A problem that has occupied semanticists for decades is how the presuppositions of a complex sentence can be computed from the presuppositions of its parts. Another way of putting this problem is, how do presuppositions project in various environments?

In this talk, I will discuss presupposition projection in one particular linguistic environment, namely in questions, arguing that it should be treated pragmatically. I will motivate a generalized version of Stalnaker’s bridge principle and show that it makes correct predictions for a range of different interrogative forms and different question uses.

Intermediate Grammaticality

Sandra Villata

Formal theories of grammar and traditional sentence processing models start from the assumption that the grammar is a system of rules. In such a system, only binary outcomes are generated: a sentence is well-formed if it follows the rules of the grammar and ill-formed otherwise. This dichotomous grammatical system faces a critical challenge, namely accounting for the intermediate/gradient modulations observable in experimental measures (e.g., sentences receive gradient acceptability judgments, speakers report a gradient ability to comprehend sentences that deviate from idealized grammatical forms, and various online sentence processing measures yield gradient effects). This challenge is traditionally met by accounting for gradient effects in terms of extra-grammatical factors (e.g., working memory limitations, reanalysis, semantics), which intervene after the syntactic module generates its output. As a test case, in this talk I will focus on a specific kind of violation that is at the core of the linguistic investigation: islands, a family of encapsulated syntactic domains that seem to prohibit the establishment of syntactic dependencies inside of them (Ross 1967). Islands are interesting because, although most linguistic theories treat them as fully ungrammatical and uninterpretable, I will present experimental evidence revealing gradient patterns of acceptability and evidence that some island violations are interpretable. To account for these gradient data, in this talk I explore the consequences of assuming a more flexible rule-based system, where sentential elements can be coerced, under specific circumstances, to play a role that does not fully fit them. In this system, unlike traditional ones, structure formation is forced even under sub-optimal circumstances, which generates semi-grammatical structures in a continuous grammar.

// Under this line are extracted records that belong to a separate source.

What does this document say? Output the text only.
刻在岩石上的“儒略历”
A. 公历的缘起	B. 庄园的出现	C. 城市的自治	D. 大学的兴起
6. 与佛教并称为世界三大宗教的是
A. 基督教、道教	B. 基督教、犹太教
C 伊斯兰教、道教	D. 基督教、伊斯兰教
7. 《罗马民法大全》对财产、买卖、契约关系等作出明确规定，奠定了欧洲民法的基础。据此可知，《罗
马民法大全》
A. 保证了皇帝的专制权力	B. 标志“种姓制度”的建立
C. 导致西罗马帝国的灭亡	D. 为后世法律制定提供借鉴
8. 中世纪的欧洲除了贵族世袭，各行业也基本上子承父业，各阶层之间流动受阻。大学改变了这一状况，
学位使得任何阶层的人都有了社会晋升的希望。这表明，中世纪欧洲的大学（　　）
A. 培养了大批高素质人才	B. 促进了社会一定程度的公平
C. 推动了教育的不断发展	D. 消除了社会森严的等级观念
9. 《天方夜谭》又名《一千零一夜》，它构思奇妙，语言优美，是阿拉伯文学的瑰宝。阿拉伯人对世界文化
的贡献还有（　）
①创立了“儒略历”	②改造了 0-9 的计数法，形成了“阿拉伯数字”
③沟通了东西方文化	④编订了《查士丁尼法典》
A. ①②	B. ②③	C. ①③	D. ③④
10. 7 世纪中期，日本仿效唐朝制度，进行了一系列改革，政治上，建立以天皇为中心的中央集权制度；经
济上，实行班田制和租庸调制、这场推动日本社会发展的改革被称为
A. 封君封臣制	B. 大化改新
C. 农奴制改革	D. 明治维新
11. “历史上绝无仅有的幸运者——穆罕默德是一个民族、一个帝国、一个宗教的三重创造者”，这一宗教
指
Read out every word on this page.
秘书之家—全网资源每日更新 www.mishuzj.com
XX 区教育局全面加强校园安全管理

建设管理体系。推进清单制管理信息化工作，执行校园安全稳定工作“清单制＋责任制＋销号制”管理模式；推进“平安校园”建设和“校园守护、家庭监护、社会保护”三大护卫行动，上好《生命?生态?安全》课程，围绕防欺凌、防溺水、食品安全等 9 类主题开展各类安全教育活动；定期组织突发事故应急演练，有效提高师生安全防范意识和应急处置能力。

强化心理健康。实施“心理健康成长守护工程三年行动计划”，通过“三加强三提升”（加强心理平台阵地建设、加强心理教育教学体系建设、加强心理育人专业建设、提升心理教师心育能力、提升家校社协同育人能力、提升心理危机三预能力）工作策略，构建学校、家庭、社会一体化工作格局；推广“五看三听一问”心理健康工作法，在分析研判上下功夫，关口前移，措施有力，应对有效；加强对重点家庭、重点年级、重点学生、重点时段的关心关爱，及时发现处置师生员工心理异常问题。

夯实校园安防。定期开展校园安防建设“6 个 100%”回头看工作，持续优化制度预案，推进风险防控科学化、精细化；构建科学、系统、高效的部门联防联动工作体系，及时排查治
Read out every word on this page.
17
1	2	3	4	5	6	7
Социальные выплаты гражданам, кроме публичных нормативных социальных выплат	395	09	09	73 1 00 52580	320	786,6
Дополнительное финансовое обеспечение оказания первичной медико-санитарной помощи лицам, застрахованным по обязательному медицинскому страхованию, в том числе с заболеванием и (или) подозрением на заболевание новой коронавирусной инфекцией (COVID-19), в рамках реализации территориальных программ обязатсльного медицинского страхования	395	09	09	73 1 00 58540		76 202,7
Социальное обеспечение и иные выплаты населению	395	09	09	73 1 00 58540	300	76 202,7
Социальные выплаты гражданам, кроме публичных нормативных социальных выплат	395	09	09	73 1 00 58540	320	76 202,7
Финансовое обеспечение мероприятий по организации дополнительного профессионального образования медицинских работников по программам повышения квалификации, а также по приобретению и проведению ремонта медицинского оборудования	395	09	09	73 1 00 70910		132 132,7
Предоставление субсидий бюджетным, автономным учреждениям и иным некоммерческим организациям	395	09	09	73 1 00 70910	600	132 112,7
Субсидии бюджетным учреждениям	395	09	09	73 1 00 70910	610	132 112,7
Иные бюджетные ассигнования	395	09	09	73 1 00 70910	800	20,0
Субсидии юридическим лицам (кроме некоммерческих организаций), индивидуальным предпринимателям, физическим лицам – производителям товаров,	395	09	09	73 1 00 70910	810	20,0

Divergent potentialism: A modal analysis with an application to choice sequences

Ethan Brauer, Øystein Linnebo, and Stewart Shapiro

Modal logic has recently been used to analyze potential infinity and potentialism more generally. However, this analysis breaks down in cases of divergent possibilities, where the modal logic is weaker than S4.2. This talk has three aims. First, we use the intuitionistic theory of free choice sequences to motivate the need for a modal analysis of divergent potentialism and explain the challenge of connecting the ordinary theory of choice sequences with our modal explication. Then, we use the so-called Beth-Kripke semantics for intuitionistic logic to overcome those challenges. Finally, we apply the resulting modal analysis of divergent potentialism to make choice sequences comprehensible in classical terms.

Computing Perfect Matchings in Graphs

Tyler Markkanen

A matching of a graph is any set of edges in which no two edges share a vertex. Steffens gave a necessary and sufficient condition for countable graphs to have a perfect matching (i.e., a matching that covers all vertices). We analyze the strength of Steffens’ theorem from the viewpoint of computability theory and reverse mathematics. By first restricting to certain kinds of graphs (e.g., graphs with bounded degree and locally finite graphs), we classify some weaker versions of Steffens’ theorem. We then analyze Steffens’ corollary on the existence of maximal matchings, which is critical to his proof of the main theorem. Finally, using methods of Aharoni, Magidor, and Shore, we give a partial result that helps hone in on the computational strength of Steffens’ theorem. Joint with Stephen Flood, Matthew Jura, and Oscar Levin.